大井根は新鞍谷の西谷口から取水し、神水・博城(はかましろ)の山腹を高巻きにして大柳まで長い間谷水を運んできました。
この水路は、400年程前にこの地に移り住まれた治右門家の先祖、大柳権之守が考案し、工事の指揮を執ったと云われています。夜間の山腹に提灯を持った人を何人も並ばせ、その灯を谷の向かい側、通称「忠の八ヶ久保の段」から大柳権之守が目測して測量が行われたということです。
立地とその延長から、水路の開削に多大な労力が必要だったことは想像に難くありません。工事はおそらく何年にも渡るものだったでしょう。

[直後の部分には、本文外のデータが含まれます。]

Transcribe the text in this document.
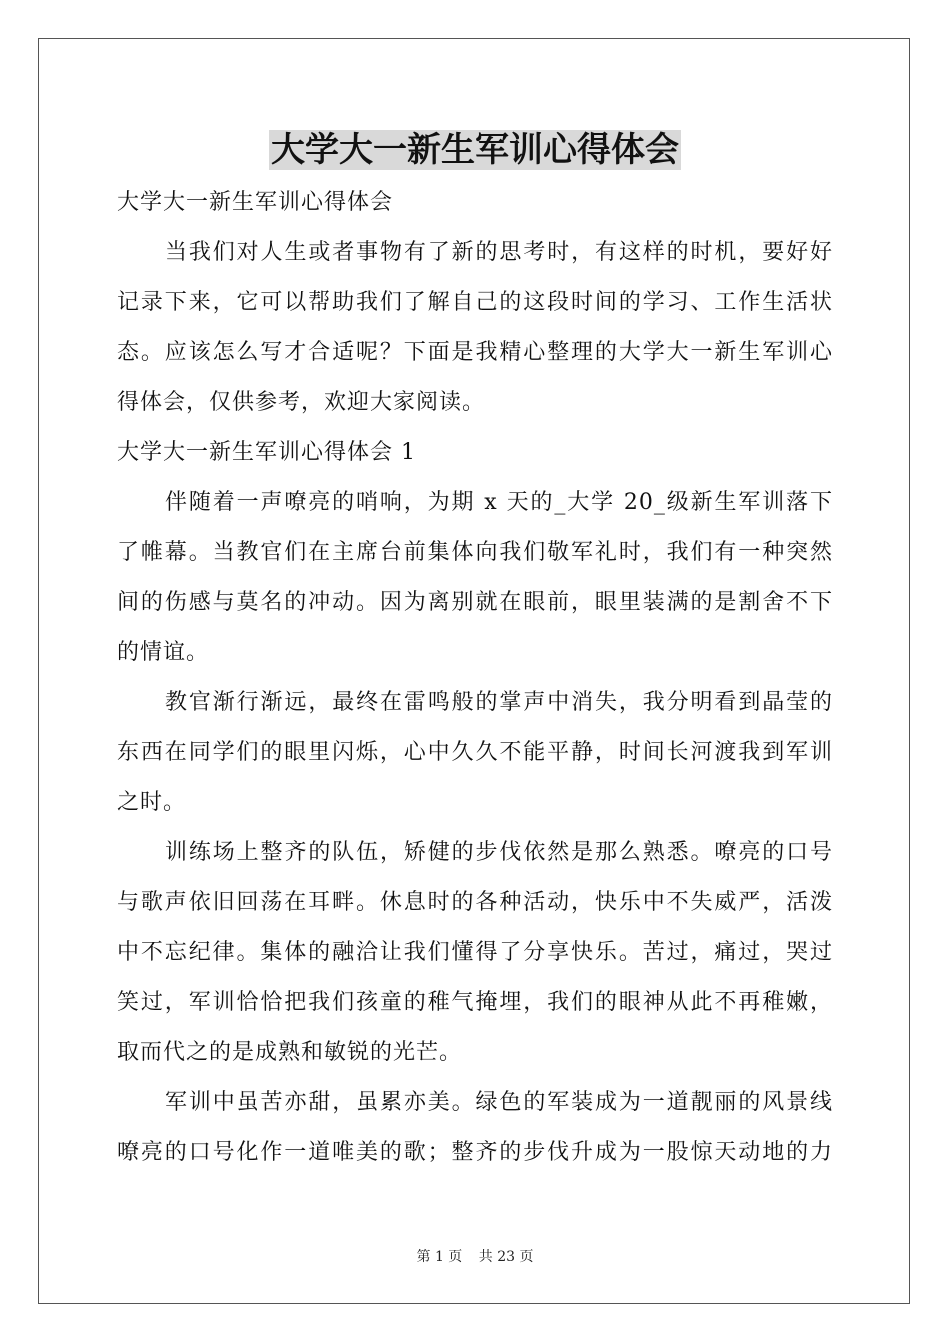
大学大一新生军训心得体会

大学大一新生军训心得体会

当我们对人生或者事物有了新的思考时，有这样的时机，要好好

记录下来，它可以帮助我们了解自己的这段时间的学习、工作生活状

态。应该怎么写才合适呢？下面是我精心整理的大学大一新生军训心

得体会，仅供参考，欢迎大家阅读。

大学大一新生军训心得体会 1

伴随着一声嘹亮的哨响，为期 x 天的_大学 20_级新生军训落下

了帷幕。当教官们在主席台前集体向我们敬军礼时，我们有一种突然

间的伤感与莫名的冲动。因为离别就在眼前，眼里装满的是割舍不下

的情谊。

教官渐行渐远，最终在雷鸣般的掌声中消失，我分明看到晶莹的

东西在同学们的眼里闪烁，心中久久不能平静，时间长河渡我到军训

之时。

训练场上整齐的队伍，矫健的步伐依然是那么熟悉。嘹亮的口号

与歌声依旧回荡在耳畔。休息时的各种活动，快乐中不失威严，活泼

中不忘纪律。集体的融洽让我们懂得了分享快乐。苦过，痛过，哭过

笑过，军训恰恰把我们孩童的稚气掩埋，我们的眼神从此不再稚嫩，

取而代之的是成熟和敏锐的光芒。

军训中虽苦亦甜，虽累亦美。绿色的军装成为一道靓丽的风景线

嘹亮的口号化作一道唯美的歌；整齐的步伐升成为一股惊天动地的力

第 1 页 共 23 页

開削後も維持・管理は一筋縄ではいかなかったようです。春、田んぼに水を引くための井根仕事だけで二日がかりでした。一日目は素掘りの水路に積もった落葉や土砂を取り除く作業、二日目は痩せてしまった水路肩を補強したり、水路の修復のために費やされました。

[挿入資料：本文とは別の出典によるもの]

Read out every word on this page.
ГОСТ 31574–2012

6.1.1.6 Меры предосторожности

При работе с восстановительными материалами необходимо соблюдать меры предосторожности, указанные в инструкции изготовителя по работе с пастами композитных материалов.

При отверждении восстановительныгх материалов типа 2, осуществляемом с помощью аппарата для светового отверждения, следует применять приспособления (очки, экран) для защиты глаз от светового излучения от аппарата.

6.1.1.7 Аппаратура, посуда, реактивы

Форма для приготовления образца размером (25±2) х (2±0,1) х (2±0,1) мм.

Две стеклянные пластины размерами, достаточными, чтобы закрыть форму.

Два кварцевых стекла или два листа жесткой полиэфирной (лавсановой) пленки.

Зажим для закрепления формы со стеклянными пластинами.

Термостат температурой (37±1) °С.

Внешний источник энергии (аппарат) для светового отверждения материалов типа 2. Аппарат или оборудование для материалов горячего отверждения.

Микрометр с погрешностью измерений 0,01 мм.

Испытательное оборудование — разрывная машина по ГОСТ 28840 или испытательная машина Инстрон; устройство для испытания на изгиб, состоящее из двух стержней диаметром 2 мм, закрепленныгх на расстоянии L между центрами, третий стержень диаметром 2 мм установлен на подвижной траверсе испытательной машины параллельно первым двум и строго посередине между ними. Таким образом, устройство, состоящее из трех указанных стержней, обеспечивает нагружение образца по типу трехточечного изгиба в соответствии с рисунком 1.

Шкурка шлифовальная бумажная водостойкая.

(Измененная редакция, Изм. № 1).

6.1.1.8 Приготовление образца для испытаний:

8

散々苦労して水を通しても一週間もすると水の量が半減していきます。漏水しやすい素掘り水路の上、沢蟹などの生き物が水路に穴を開けるためで、定期的な見回りが欠かせませんでした。また途中いくつも小さな谷や沢を横断しているため、大雨後の復旧は特に大変だったと思われます。明治3年と昭和28年の水害は特に酷く、昭和28年の13号台風では、いくつもの箇所がコンクリート二次製品で修復されました。

新鞍谷から続く大井根のルート


この様に毎年苦労を重ね、何代にも渡って大井根は大切に守り続けられ、水利は現代まで受け継がれてきました。
水路がようやくその使命を終えたのは昭和57〜58年頃の耕地整理の時です。継ぎはぎだらけの大井根は新鞍林道地下に埋設されたパイプラインに置き換えられ、現在はコックを捻るだけで新鞍谷の清水がほとばしり出て来ます。
二日がかりの大仕事だった井根仕事も、ようやくこの時から二時間程の作業で済むようになったのです。

(ふるさと探訪 第二回 三谷義太郎氏:新鞍谷の記述と、その後の聞き取りを元に構成)


大井根を歩いてみた

この用水路のことは郷土史やたの村の季刊紙で知ってはいましたが、実際に見るのは初めてでした。
現地に行ってみてまず驚いたのは、水路が想像よりもずっと高い所を通っていたことです。
山腹を延々1km余りも切り欠いて設けられたこの水路。工事は言うに及ばず、維持管理にも恐ろしく手間がかかるであろうことは素人目にも明らかです。
大柳の横を流れる野逕渓川からならもっと楽に水を引けたはずですが、わざわざ新鞍の上流から用水を引いてこなければならなかったのも何か理由あってのことでしょう。野逕渓には物理的に用水路を設けられない制約があったか、水の利用配分がキッチリと決められていたからか。

大井根の終着点
山中を巡ってきた用水はここに辿り着きました。
大井根は山腹のこの辺りを通っています。(博城)
うるし谷から用水路跡を辿っていきます。
このあたりは保守作業がたいへんだったようで、殆どがコンクリートの水路となっています。
地盤が流失したためか、10m程がコンクリート管渠に置き換えられていました。
植林のすき間から
新鞍谷に入る手前、この辺りの景色がとても良い感じ。
水路肩はよく踏み固められており、古道のような雰囲気です。
水の流れている迫はブロック積擁壁で水路地盤が補強されていました。
新鞍谷に入ると路肩の崩れや水路の損傷が目立つようになります。
妻ヶ谷口の対岸辺りでは土砂崩れで10数mに渡り水路跡が消失していました。
路肩が崩れ、さらに土砂が被さってくる難所は塩ビ管で対応。
石積砂防が見えるとそろそろ水路の起点になります。
この石積砂防が明治以降の大井根取水口となりました。
それ以前の取水口は、もう少し上流の西谷口だったとのこと。